Yokohama dentist uses camera and monitor setup to examine patients without getting close

Hidehiro Fujie, left, is seen at Fujie Dental Clinic using a camera as he observes a feed on a monitor of the inside of a patient’s mouth, in Yokohama. (Mainichi/Tsumuki Nakamura)


YOKOHAMA — Dental treatments for cavities or tartar removal involve unavoidable close contact, with dental practitioners required to use a number of methods such as touching the inside of or peering into patients’ mouths.


But with the spread of the new coronavirus, patient numbers have fallen, leading some clinics in Japan to devise new methods to reduce infection chances, such as by using small cameras to examine people’s mouths.


At the Fujie Dental Clinic in the eastern Japan city of Yokohama’s Kanagawa Ward, the windows are open in the examination room even though it’s the height of summer.

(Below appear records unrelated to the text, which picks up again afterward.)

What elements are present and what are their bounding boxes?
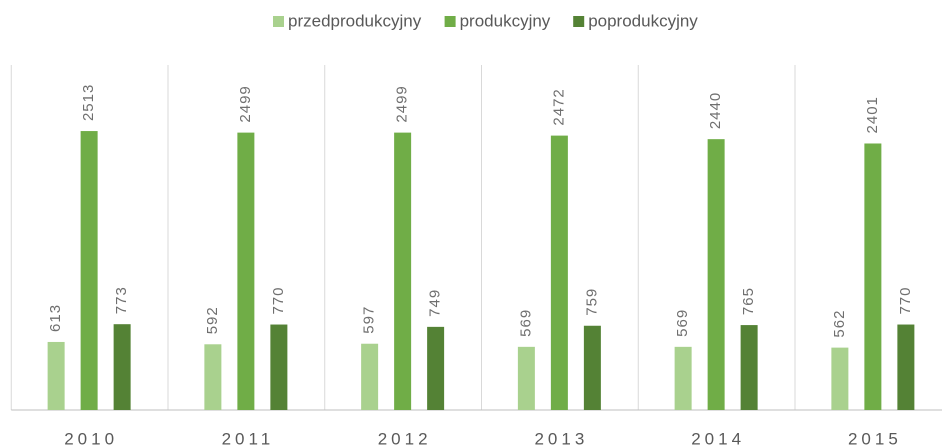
x-tick-label: 2011	[222, 429, 275, 448]
bar	[204, 344, 222, 410]
data-label: 770	[270, 286, 287, 314]
legend-swatch	[573, 16, 585, 27]
bar	[517, 346, 535, 410]
legend-label: przedprodukcyjny	[288, 11, 422, 30]
bar	[80, 131, 98, 410]
bar	[897, 324, 915, 410]
bar	[550, 135, 568, 410]
legend-swatch	[273, 16, 284, 27]
data-label: 2513	[80, 84, 97, 121]
legend-label: produkcyjny	[460, 11, 551, 30]
x-tick-label: 2013	[534, 429, 588, 448]
legend-swatch	[444, 16, 456, 27]
bar	[237, 132, 255, 410]
bar	[361, 343, 379, 410]
legend-label: poprodukcyjny	[588, 11, 698, 30]
data-label: 2472	[550, 88, 567, 125]
data-label: 569	[517, 309, 534, 337]
data-label: 749	[427, 289, 444, 317]
data-label: 569	[674, 309, 691, 337]
bar	[583, 325, 601, 410]
bar	[707, 139, 725, 410]
legend: przedprodukcyjny produkcyjny poprodukcyjny	[273, 11, 698, 30]
data-label: 765	[740, 287, 757, 315]
bar	[427, 326, 445, 410]
bar	[740, 325, 758, 410]
bar	[270, 324, 288, 410]
bar	[47, 341, 65, 410]
x-tick-label: 2014	[691, 429, 745, 448]
data-label: 613	[47, 304, 64, 332]
data-label: 2499	[237, 85, 254, 122]
data-label: 562	[831, 310, 848, 338]
bar	[394, 132, 412, 410]
data-label: 597	[361, 306, 378, 334]
data-label: 2401	[864, 96, 881, 133]
data-label: 770	[897, 286, 914, 314]
bar	[113, 324, 131, 410]
bar	[831, 347, 849, 410]
data-label: 2440	[707, 92, 724, 129]
data-label: 759	[583, 288, 600, 316]
data-label: 592	[204, 306, 221, 334]
data-label: 773	[113, 286, 130, 314]
data-label: 2499	[394, 85, 411, 122]
x-tick-label: 2012	[378, 429, 432, 448]
bar	[864, 143, 882, 410]
x-tick-label: 2010	[64, 429, 118, 448]
bar	[674, 346, 692, 410]
x-tick-label: 2015	[848, 429, 902, 448]
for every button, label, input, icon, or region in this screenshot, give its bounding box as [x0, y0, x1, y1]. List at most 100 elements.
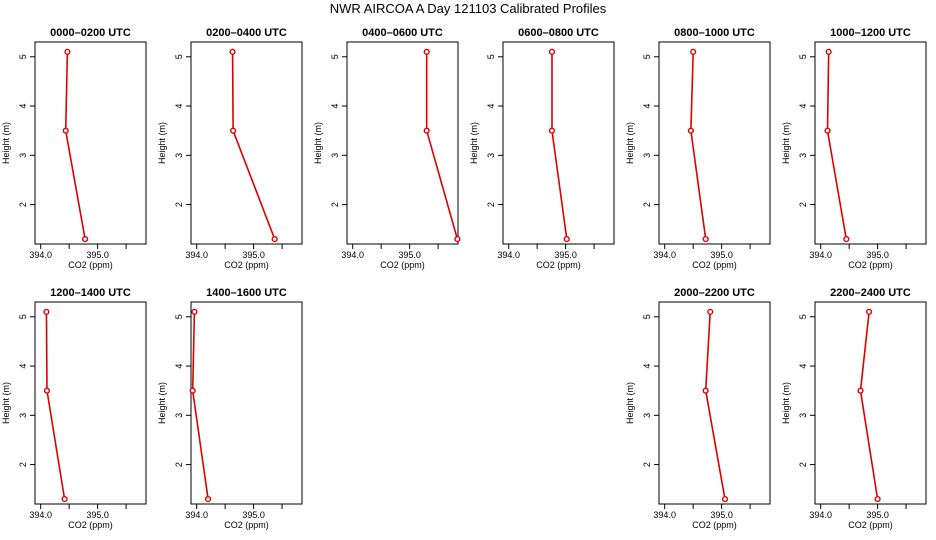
data-point [874, 495, 881, 503]
y-tick-label: 3 [174, 153, 184, 158]
panel-title: 0000–0200 UTC [50, 27, 131, 39]
plot-frame [190, 301, 303, 505]
profile-line [191, 311, 209, 500]
panel-title: 2000–2200 UTC [674, 287, 755, 299]
page-title: NWR AIRCOA A Day 121103 Calibrated Profi… [329, 1, 607, 16]
plot-frame [34, 301, 147, 505]
data-point [62, 127, 69, 134]
x-tick-label: 395.0 [710, 250, 733, 260]
y-tick-label: 2 [174, 202, 184, 207]
y-tick-label: 2 [798, 202, 808, 207]
x-tick-label: 394.0 [341, 250, 364, 260]
profile-line [45, 311, 66, 500]
y-axis-label: Height (m) [625, 382, 635, 424]
x-tick-label: 394.0 [809, 510, 832, 520]
profile-line [64, 51, 86, 240]
x-tick-label: 395.0 [86, 510, 109, 520]
profile-line [826, 51, 848, 240]
plot-frame [346, 41, 459, 245]
x-axis-label: CO2 (ppm) [692, 520, 737, 530]
x-axis-label: CO2 (ppm) [848, 260, 893, 270]
y-tick-label: 3 [486, 153, 496, 158]
y-tick-label: 4 [18, 104, 28, 109]
y-tick-label: 5 [798, 314, 808, 319]
data-point [81, 235, 89, 243]
y-axis-label: Height (m) [313, 122, 323, 164]
x-tick-label: 395.0 [242, 250, 265, 260]
y-tick-label: 5 [642, 54, 652, 59]
plot-frame [658, 41, 771, 245]
y-tick-label: 2 [330, 202, 340, 207]
data-point [687, 127, 694, 134]
y-axis-label: Height (m) [781, 382, 791, 424]
x-axis-label: CO2 (ppm) [848, 520, 893, 530]
y-tick-label: 4 [174, 104, 184, 109]
y-tick-label: 3 [18, 153, 28, 158]
y-tick-label: 4 [798, 104, 808, 109]
y-tick-label: 2 [486, 202, 496, 207]
y-axis-label: Height (m) [157, 122, 167, 164]
plot-frame [814, 41, 927, 245]
x-axis-label: CO2 (ppm) [536, 260, 581, 270]
x-tick-label: 394.0 [185, 510, 208, 520]
data-point [423, 127, 430, 134]
panel-title: 0600–0800 UTC [518, 27, 599, 39]
x-tick-label: 394.0 [29, 510, 52, 520]
data-point [61, 495, 68, 503]
data-point [64, 48, 71, 55]
y-tick-label: 3 [330, 153, 340, 158]
y-axis-label: Height (m) [157, 382, 167, 424]
data-point [548, 48, 556, 55]
x-tick-label: 394.0 [497, 250, 520, 260]
profile-line [551, 51, 568, 240]
y-tick-label: 3 [642, 413, 652, 418]
y-axis-label: Height (m) [1, 382, 11, 424]
plot-frame [502, 41, 615, 245]
profile-line [859, 311, 879, 500]
y-tick-label: 2 [18, 202, 28, 207]
y-tick-label: 5 [174, 54, 184, 59]
x-tick-label: 394.0 [185, 250, 208, 260]
y-tick-label: 3 [798, 153, 808, 158]
y-axis-label: Height (m) [1, 122, 11, 164]
y-tick-label: 4 [486, 104, 496, 109]
data-point [702, 387, 709, 394]
plot-frame [658, 301, 771, 505]
y-axis-label: Height (m) [469, 122, 479, 164]
y-tick-label: 2 [798, 462, 808, 467]
data-point [191, 308, 198, 315]
data-point [825, 48, 832, 55]
data-point [229, 48, 236, 55]
plot-frame [814, 301, 927, 505]
y-tick-label: 4 [330, 104, 340, 109]
y-tick-label: 4 [642, 364, 652, 369]
profile-line [231, 51, 276, 240]
data-point [721, 495, 729, 503]
panel-title: 2200–2400 UTC [830, 287, 911, 299]
profile-line [425, 51, 459, 240]
y-tick-label: 5 [174, 314, 184, 319]
profile-line [704, 311, 726, 500]
data-point [230, 127, 237, 134]
x-tick-label: 395.0 [86, 250, 109, 260]
y-tick-label: 5 [798, 54, 808, 59]
x-tick-label: 394.0 [29, 250, 52, 260]
data-point [707, 308, 714, 315]
panel-title: 0800–1000 UTC [674, 27, 755, 39]
y-tick-label: 5 [330, 54, 340, 59]
data-point [204, 495, 212, 503]
x-axis-label: CO2 (ppm) [68, 520, 113, 530]
data-point [857, 387, 864, 394]
y-tick-label: 4 [798, 364, 808, 369]
data-point [454, 235, 461, 243]
data-point [865, 308, 873, 315]
y-tick-label: 2 [642, 462, 652, 467]
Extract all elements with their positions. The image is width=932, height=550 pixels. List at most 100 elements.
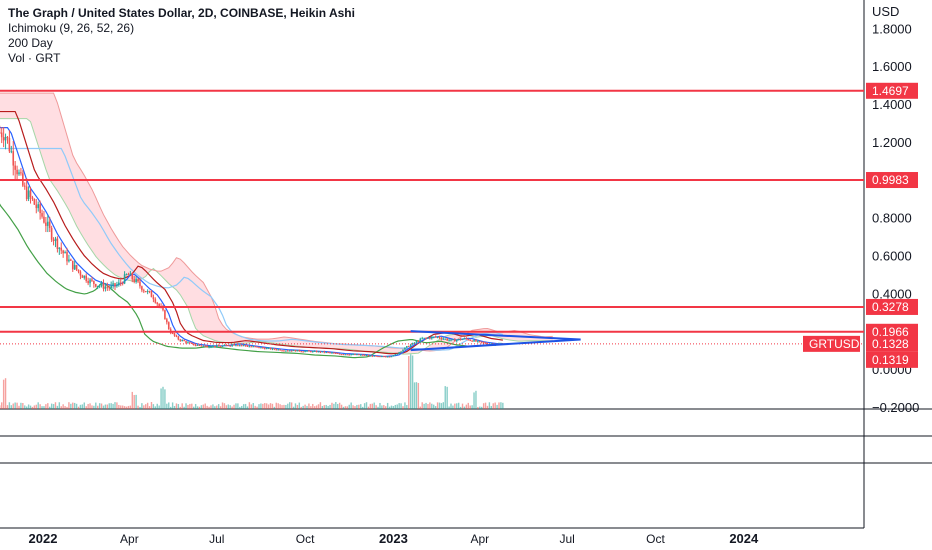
candle-body xyxy=(75,265,78,270)
candle-body xyxy=(419,338,422,342)
volume-bar xyxy=(227,404,229,409)
volume-bar xyxy=(344,406,347,409)
candle-body xyxy=(77,269,80,272)
candle-body xyxy=(125,274,128,276)
candle-body xyxy=(225,344,228,346)
candle-body xyxy=(227,345,230,347)
y-tick-label: 0.4000 xyxy=(872,286,912,301)
candle-body xyxy=(386,356,389,358)
candle-body xyxy=(388,356,391,358)
candle-body xyxy=(442,338,445,340)
volume-bar xyxy=(469,405,471,409)
volume-bar xyxy=(490,405,493,409)
candle-body xyxy=(83,275,86,278)
volume-bar xyxy=(24,405,26,409)
volume-bar xyxy=(16,402,18,409)
candle-body xyxy=(398,352,400,354)
volume-bar xyxy=(139,406,141,409)
ichimoku-conversion-line xyxy=(0,127,503,358)
volume-bar xyxy=(233,404,235,409)
volume-bar xyxy=(258,404,260,409)
volume-bar xyxy=(100,403,103,409)
volume-bar xyxy=(70,403,72,409)
legend-title: The Graph / United States Dollar, 2D, CO… xyxy=(8,6,355,20)
x-tick-label: Jul xyxy=(559,532,574,546)
candle-body xyxy=(25,186,28,200)
volume-bar xyxy=(267,404,270,409)
volume-bar xyxy=(135,394,137,409)
y-tick-label: 1.4000 xyxy=(872,97,912,112)
volume-bar xyxy=(194,403,197,409)
volume-bar xyxy=(112,403,114,409)
candle-body xyxy=(427,337,429,339)
volume-bar xyxy=(229,405,231,409)
level-label-2: 0.9983 xyxy=(866,172,918,189)
candle-body xyxy=(66,252,68,262)
volume-bar xyxy=(373,402,375,409)
candle-body xyxy=(154,299,157,303)
candle-body xyxy=(52,239,55,241)
candle-body xyxy=(20,172,22,174)
candle-body xyxy=(121,283,124,285)
volume-bar xyxy=(367,406,370,409)
candle-body xyxy=(98,285,101,287)
candle-body xyxy=(62,250,64,254)
volume-bar xyxy=(310,406,312,409)
y-tick-label: 1.8000 xyxy=(872,21,912,36)
candle-body xyxy=(141,286,143,291)
volume-bar xyxy=(6,405,9,409)
volume-bar xyxy=(241,405,243,409)
volume-bar xyxy=(467,402,469,409)
volume-bar xyxy=(365,402,368,409)
volume-bar xyxy=(488,402,491,409)
candle-body xyxy=(64,252,66,254)
level-label-text: 0.1966 xyxy=(872,325,909,339)
volume-bar xyxy=(27,404,30,409)
volume-bar xyxy=(323,405,325,409)
candle-body xyxy=(296,350,299,352)
volume-bar xyxy=(302,405,304,409)
volume-bar xyxy=(352,405,354,409)
candle-body xyxy=(231,344,233,346)
volume-bar xyxy=(246,406,249,409)
volume-bar xyxy=(482,403,485,409)
volume-bar xyxy=(481,406,483,409)
volume-bar xyxy=(95,402,97,409)
candle-body xyxy=(429,337,431,339)
y-tick-label: 0.8000 xyxy=(872,211,912,226)
candle-body xyxy=(471,340,473,342)
candle-body xyxy=(352,354,354,356)
candle-body xyxy=(438,336,441,339)
candle-body xyxy=(4,136,7,141)
volume-bar xyxy=(313,406,316,409)
candle-body xyxy=(354,354,356,356)
candle-body xyxy=(336,353,339,355)
candle-body xyxy=(12,151,15,166)
chart-legend: The Graph / United States Dollar, 2D, CO… xyxy=(8,6,355,66)
volume-bar xyxy=(475,390,477,409)
volume-bar xyxy=(8,402,11,409)
plot-area xyxy=(0,89,864,409)
candle-body xyxy=(400,351,402,353)
candle-body xyxy=(87,280,89,284)
volume-bar xyxy=(260,403,262,409)
volume-bar xyxy=(417,382,420,409)
volume-bar xyxy=(235,403,237,409)
volume-bar xyxy=(429,402,431,409)
candle-body xyxy=(436,336,439,338)
candle-body xyxy=(23,185,26,187)
volume-bar xyxy=(457,402,460,409)
candle-body xyxy=(246,345,249,347)
level-label-bg xyxy=(866,82,918,99)
x-tick-label: 2023 xyxy=(379,531,408,546)
volume-bar xyxy=(106,404,109,409)
volume-bar xyxy=(54,402,57,409)
volume-bar xyxy=(4,378,7,409)
candle-body xyxy=(423,337,425,339)
volume-bar xyxy=(404,402,406,409)
candle-body xyxy=(294,350,297,352)
volume-bar xyxy=(394,404,397,409)
candle-body xyxy=(373,355,375,357)
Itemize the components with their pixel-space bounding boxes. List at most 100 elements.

The clinic’s head, Hidehiro Fujie, is sat upright in front of a patient, who lies facing up. Affixed to the dentist’s chair is a monitor which shows the inside of the patient’s mouth as captured by a camera Fujie is manipulating with his left hand. Through this method, he is able to always maintain a distance of around 50 centimeters between his face and the patient’s mouth — which he also doesn’t need to try to peer into.


Dental treatment generally requires medical professionals to get close to people’s mouths, so the proximity of dentist to patient is short. If a patient coughs during treatment, the dentist is in the direct path of any airborne droplets. When filing down teeth with a drill, aerosols, which measure about 5 micrometers in diameter and are even smaller than droplets, are produced and drift through the air.


Since the new coronavirus began spreading, many patients have hesitated going to receive dental treatment due to fear of infection. A survey by the Kanagawa Prefecture Medical Practitioners Association aimed at dental clinics found that, during the state of emergency declaration period over April and May, 95% of 114 responding dental care providers reported a fall in patient numbers. Additionally, 59% said that they had seen cases of patients’ conditions becoming much worse as a result of delayed consultations, and there were even some cases where dentists were forced to remove teeth.


Fujie has been using his idiosyncratic camera set up to examine people’s oral health for around 20 years. Originally, the camera was used just to take still images of teeth, but now it’s used to watch a live feed on a monitor for treatment purposes.


The camera can zoom in up to 20 times, enabling a visual confirmation of areas under treatment clearer than that of the naked eye. As patients can also look at the monitor, dentists can also explain the treatment as they give it, and one of its merits is that it makes it easier for people to understand the circumstances around their condition.


Amid the coronavirus outbreak, it ensures a fixed distance between dentist and patient, and reportedly is also effective at reducing chances of infection. But because the system used by dentists like Fujie requires practitioners to break old habits of looking into patients’ mouths, and investment in equipment is also necessary, it is rare for dentists to offer similar services.


His clinic is also doing as much as possible to reduce the amount of work it does with aerosol-producing drills, instead of opting for treatment by hand. As part of infection prevention measures, staff are also wearing disposable gowns and faceguards. Fujie said, “Through an accumulation of small things, we’ve been able to reduce the chances of infections to a great degree. Although the coronavirus situation is serious, taking care of one’s dental health is also important. We want people to come and have the treatment they need without feeling excessively fearful.”